I've often wondered about the "Max" portion of a VO2Max test?
Is there a component of the test that is dependent not on how far you can push your body, but on how far you are willing to push your body?
For comparison, the instruction "how your breath for as long as you can" might seem very simple, and a test of your lung capacity ... except if I choose to do so, I can hold my breath up to a much more aggressive limit than I think most people contemplate. I can hold my breath 10-20 seconds beyond the point of "my sub-conscious nervous system is has capitulated and is desperately trying to breathe": my chest and diaphragm are physically heaving to breathe (clearly visible to others), I can feel panic chemicals affecting me, and the only reason I'm not breathing is that I still have conscious control of my lips and throat and am sealing them shut. When my mind finally capitulates, I gasp explosively and am "gasping for life" for 10+ seconds, and it takes me over a minute to recover. When doing casual "hold your breath tests" ... no-one else ever seems to do this. (Though I imagine there are actual competitions, and that the competitors do)

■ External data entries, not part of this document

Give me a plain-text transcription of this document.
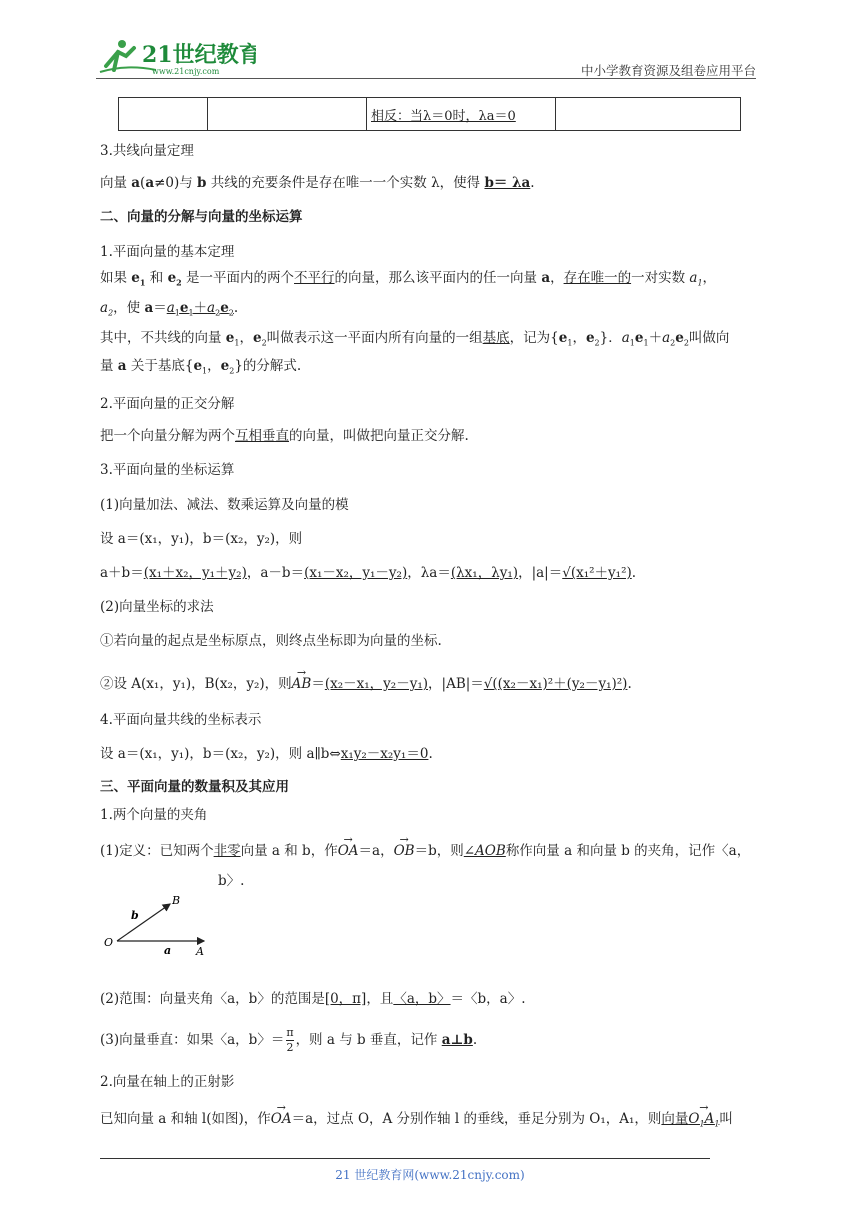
21世纪教育
www.21cnjy.com	中小学教育资源及组卷应用平台
		相反：当λ＝0时，λa＝0	
3.共线向量定理
向量 a(a≠0)与 b 共线的充要条件是存在唯一一个实数 λ，使得 b＝ λa.
二、向量的分解与向量的坐标运算
1.平面向量的基本定理
如果 $e_1$ 和 $e_2$ 是一平面内的两个不平行的向量，那么该平面内的任一向量 a，存在唯一的一对实数 $a_1$，
$a_2$，使 $a=a_1e_1+a_2e_2$.
其中，不共线的向量 $e_1$，$e_2$叫做表示这一平面内所有向量的一组基底，记为{$e_1$，$e_2$}．$a_1e_1+a_2e_2$叫做向
量 a 关于基底{$e_1$，$e_2$}的分解式.
2.平面向量的正交分解
把一个向量分解为两个互相垂直的向量，叫做把向量正交分解.
3.平面向量的坐标运算
(1)向量加法、减法、数乘运算及向量的模
设 a＝(x₁，y₁)，b＝(x₂，y₂)，则
a＋b＝(x₁＋x₂，y₁＋y₂)，a－b＝(x₁－x₂，y₁－y₂)，λa＝(λx₁，λy₁)，|a|＝√(x₁²＋y₁²).
(2)向量坐标的求法
①若向量的起点是坐标原点，则终点坐标即为向量的坐标.
②设 A(x₁，y₁)，B(x₂，y₂)，则→ AB＝(x₂－x₁，y₂－y₁)，|AB|＝√((x₂－x₁)²＋(y₂－y₁)²).
4.平面向量共线的坐标表示
设 a＝(x₁，y₁)，b＝(x₂，y₂)，则 a∥b⇔x₁y₂－x₂y₁＝0.
三、平面向量的数量积及其应用
1.两个向量的夹角
(1)定义：已知两个非零向量 a 和 b，作→ OA＝a，→ OB＝b，则∠AOB称作向量 a 和向量 b 的夹角，记作〈a，
b〉.
O
A
B
a
b
(2)范围：向量夹角〈a，b〉的范围是[0，π]，且〈a，b〉＝〈b，a〉.
(3)向量垂直：如果〈a，b〉＝ $\frac{\pi}{2}$ ，则 a 与 b 垂直，记作 a⊥b.
2.向量在轴上的正射影
已知向量 a 和轴 l(如图)，作→ OA＝a，过点 O，A 分别作轴 l 的垂线，垂足分别为 O₁，A₁，则向量→ $O_1A_1$叫
21 世纪教育网(www.21cnjy.com)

This isn't a reflection of my lung capacity or my body's consumption of O2 ... it's a reflection of my mental stubborn-ness (or stupidity, take your pick) in overriding my body's physical demands.
In the same way, does a VO2Max test measure/depend upon how far you can push yourself, or how far you will push yourself?
To put it another way:
- Does the test depend on/look at "How long you can hold yourself at some limit?"/"What ever-increasing value you give up at"?
- Or do you just need to push yourself "very hard" to the point at which you've hit an internal consumption limit, and hold yourself there for "a while" in order to get a stable reading.